Hyorhinomys stuempkei (hog-nosed rat) of Sulawesi
Picture credit: Jacob Esselstyn/Louisiana State University
H. stuempkei is not the first new rodent species to be discovered by Dr Kevin Rowe (Museum Victoria) and his colleagues. Sulawesi seems to be home to a whole host of unique rodents. For example, Dr Rowe was involved in the discovery and description of a very curious rat – Paucidentomys vermidax, a rodent like no other known to science. It is almost toothless and unable to gnaw or chew. It hunts worms and other soft-bodied creatures on the forest floor. It’s discovery provided evidence to scientists that, under certain conditions, even highly successful traits such as gnawing teeth, a defining characteristic of the Rodent Order, can be lost.

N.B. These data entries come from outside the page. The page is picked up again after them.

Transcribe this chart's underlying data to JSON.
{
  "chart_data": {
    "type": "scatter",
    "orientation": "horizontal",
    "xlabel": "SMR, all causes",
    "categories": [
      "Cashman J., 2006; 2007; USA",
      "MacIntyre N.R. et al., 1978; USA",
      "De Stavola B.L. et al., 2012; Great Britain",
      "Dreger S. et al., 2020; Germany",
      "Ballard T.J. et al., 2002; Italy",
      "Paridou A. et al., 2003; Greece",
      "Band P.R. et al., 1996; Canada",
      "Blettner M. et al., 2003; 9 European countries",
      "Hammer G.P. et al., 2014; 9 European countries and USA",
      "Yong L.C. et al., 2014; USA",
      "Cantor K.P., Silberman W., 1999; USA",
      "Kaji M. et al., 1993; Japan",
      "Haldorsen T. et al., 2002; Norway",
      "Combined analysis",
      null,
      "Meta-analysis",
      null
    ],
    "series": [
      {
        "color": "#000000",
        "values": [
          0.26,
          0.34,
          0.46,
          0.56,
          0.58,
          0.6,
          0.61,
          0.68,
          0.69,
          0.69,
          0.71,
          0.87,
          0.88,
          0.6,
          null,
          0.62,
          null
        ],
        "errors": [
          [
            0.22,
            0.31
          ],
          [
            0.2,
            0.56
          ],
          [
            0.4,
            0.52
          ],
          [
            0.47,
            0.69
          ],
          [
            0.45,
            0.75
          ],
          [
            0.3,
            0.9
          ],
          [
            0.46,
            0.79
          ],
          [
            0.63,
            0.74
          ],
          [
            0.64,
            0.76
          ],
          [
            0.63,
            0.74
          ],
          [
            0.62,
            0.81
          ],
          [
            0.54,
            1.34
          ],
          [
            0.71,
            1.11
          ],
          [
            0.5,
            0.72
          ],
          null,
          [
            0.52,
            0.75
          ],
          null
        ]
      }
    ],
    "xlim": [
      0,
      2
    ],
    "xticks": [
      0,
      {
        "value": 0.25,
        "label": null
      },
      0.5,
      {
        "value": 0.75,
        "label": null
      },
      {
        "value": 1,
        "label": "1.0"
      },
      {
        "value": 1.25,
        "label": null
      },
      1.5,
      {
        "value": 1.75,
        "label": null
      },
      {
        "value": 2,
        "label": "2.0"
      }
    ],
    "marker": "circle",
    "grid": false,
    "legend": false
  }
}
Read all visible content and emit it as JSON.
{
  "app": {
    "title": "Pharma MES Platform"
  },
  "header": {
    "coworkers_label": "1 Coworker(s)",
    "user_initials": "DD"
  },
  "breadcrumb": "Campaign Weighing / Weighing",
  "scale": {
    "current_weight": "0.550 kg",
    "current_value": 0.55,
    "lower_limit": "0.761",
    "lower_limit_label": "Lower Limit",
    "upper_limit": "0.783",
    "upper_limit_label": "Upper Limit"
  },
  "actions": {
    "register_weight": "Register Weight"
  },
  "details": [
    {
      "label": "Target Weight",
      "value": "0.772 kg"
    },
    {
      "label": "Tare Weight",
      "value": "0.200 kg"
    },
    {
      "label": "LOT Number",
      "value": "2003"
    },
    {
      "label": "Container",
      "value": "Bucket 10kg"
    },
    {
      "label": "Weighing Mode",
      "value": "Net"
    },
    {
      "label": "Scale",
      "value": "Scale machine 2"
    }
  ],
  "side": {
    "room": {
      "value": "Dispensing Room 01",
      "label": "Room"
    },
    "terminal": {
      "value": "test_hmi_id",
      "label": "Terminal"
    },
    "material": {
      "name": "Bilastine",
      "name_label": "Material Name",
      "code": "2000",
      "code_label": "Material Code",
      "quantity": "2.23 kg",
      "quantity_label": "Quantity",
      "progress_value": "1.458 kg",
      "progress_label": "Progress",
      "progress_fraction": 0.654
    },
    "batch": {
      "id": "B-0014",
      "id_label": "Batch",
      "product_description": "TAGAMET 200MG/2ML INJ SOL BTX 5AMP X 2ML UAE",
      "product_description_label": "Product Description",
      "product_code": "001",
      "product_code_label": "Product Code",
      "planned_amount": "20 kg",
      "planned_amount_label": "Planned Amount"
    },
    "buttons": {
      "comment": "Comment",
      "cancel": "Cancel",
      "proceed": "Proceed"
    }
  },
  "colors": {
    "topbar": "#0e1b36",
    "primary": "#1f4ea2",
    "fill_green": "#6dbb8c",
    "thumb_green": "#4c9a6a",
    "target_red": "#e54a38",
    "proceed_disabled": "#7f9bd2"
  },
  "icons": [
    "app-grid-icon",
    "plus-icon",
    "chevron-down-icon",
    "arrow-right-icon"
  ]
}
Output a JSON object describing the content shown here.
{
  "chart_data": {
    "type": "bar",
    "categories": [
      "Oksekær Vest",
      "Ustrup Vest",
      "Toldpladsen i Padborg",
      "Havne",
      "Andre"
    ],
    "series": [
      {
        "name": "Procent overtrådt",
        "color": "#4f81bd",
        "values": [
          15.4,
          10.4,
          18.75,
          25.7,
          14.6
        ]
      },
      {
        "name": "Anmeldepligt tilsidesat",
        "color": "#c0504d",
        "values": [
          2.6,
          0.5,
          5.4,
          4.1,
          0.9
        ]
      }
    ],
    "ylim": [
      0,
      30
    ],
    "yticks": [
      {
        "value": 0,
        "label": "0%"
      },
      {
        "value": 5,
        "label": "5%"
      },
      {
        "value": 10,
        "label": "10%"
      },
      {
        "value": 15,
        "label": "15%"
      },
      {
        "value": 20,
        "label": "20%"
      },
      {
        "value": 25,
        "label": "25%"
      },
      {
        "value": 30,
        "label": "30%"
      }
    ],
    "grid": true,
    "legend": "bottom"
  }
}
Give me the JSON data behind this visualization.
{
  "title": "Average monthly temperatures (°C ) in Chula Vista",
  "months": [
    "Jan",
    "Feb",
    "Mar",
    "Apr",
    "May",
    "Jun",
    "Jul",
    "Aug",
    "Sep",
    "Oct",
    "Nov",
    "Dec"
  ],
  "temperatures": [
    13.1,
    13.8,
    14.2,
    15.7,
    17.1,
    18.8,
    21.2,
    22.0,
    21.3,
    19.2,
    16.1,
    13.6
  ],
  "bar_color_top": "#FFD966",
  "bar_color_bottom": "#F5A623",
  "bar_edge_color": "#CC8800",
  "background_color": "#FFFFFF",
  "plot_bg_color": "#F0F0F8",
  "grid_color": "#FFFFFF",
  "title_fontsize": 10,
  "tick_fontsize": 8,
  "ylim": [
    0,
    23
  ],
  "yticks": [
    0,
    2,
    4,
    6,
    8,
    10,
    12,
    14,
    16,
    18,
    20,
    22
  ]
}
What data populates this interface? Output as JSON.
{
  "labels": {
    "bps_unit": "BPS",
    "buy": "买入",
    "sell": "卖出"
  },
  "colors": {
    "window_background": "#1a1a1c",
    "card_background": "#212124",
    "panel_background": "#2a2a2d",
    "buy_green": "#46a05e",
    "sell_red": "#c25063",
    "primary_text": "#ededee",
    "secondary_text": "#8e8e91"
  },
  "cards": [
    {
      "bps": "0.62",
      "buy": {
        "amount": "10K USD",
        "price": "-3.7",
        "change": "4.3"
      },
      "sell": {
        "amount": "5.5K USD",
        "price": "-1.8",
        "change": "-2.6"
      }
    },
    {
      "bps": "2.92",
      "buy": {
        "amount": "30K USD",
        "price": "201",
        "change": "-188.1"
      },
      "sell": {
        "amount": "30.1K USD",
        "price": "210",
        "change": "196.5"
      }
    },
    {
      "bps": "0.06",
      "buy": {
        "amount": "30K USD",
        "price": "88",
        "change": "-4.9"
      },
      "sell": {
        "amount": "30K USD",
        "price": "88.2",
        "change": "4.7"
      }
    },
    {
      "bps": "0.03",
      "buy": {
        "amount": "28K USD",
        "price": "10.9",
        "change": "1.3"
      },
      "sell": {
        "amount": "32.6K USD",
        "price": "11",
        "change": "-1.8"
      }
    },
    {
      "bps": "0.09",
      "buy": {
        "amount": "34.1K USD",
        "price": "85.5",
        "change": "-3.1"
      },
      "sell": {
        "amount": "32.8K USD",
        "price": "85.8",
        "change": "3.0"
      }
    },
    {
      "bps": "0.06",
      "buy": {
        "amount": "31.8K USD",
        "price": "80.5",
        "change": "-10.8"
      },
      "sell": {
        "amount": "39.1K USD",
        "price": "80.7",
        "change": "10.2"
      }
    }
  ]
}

The Almost Tooth-less, Worm Eating Paucidentomys vermidax
Picture credit: Museum Victoria
In the case of the hog-nosed rat Hyorhinomys stuempkei, the striking feature of this rodent is its large, pink and very flat nose with forward facing nostrils. It also lacks a coronoid process on the lower jaw, an attachment site for muscles involved in chewing that is present in almost all other mammals including our own species. Hyorhinomys stuempkei is very probably entirely carnivorous feeding on invertebrates, possibly bounding or hopping after its prey as its back legs are unusually long. It has a disproportionately small mouth, but long incisors, which are bright white (strange for a rat as the incisors are usually orange coloured in most other rodents). Take note of this, could companies with an interest in selling tooth-whitening products be making a bee-line for the remote forests of Indonesia?
Commenting on the new rodent discovery, Dr Rowe stated:
“The Hog-nosed Rat is exciting for us because it extends the diversity of an already amazing group of rodents that are only found on the island of Sulawesi. Even though there are only eight species in this endemic group, they exhibit a huge eco-morphological range including small grey rats, a nearly toothless vermivore, an amphibious rat, and now a long-limbed, hog-nosed rat. There are millions of species on this Earth that are yet to be discovered and described, but I am still amazed that we can walk into a forest and a find a new species of mammal that is so obviously different from any species, or even genus, that has ever been documented by science.”
It’s worth noting that almost all of the mammals native to Sulawesi are endemic to this island and the genus name Hyorhinomys translates from the Greek as hog (hyo), nose (rhino) and rat (mys).
Discovered by an international team comprising Dr Kevin Rowe (Museum Victoria); Heru Handika (Museum Victoria); Anang Achmadi (Museum Zoologicum Bogoriense); and Dr Jacob Esselstyn (Louisiana State University Museum of Natural Science) this new discovery is the third new genus described by this international collaboration since 2012.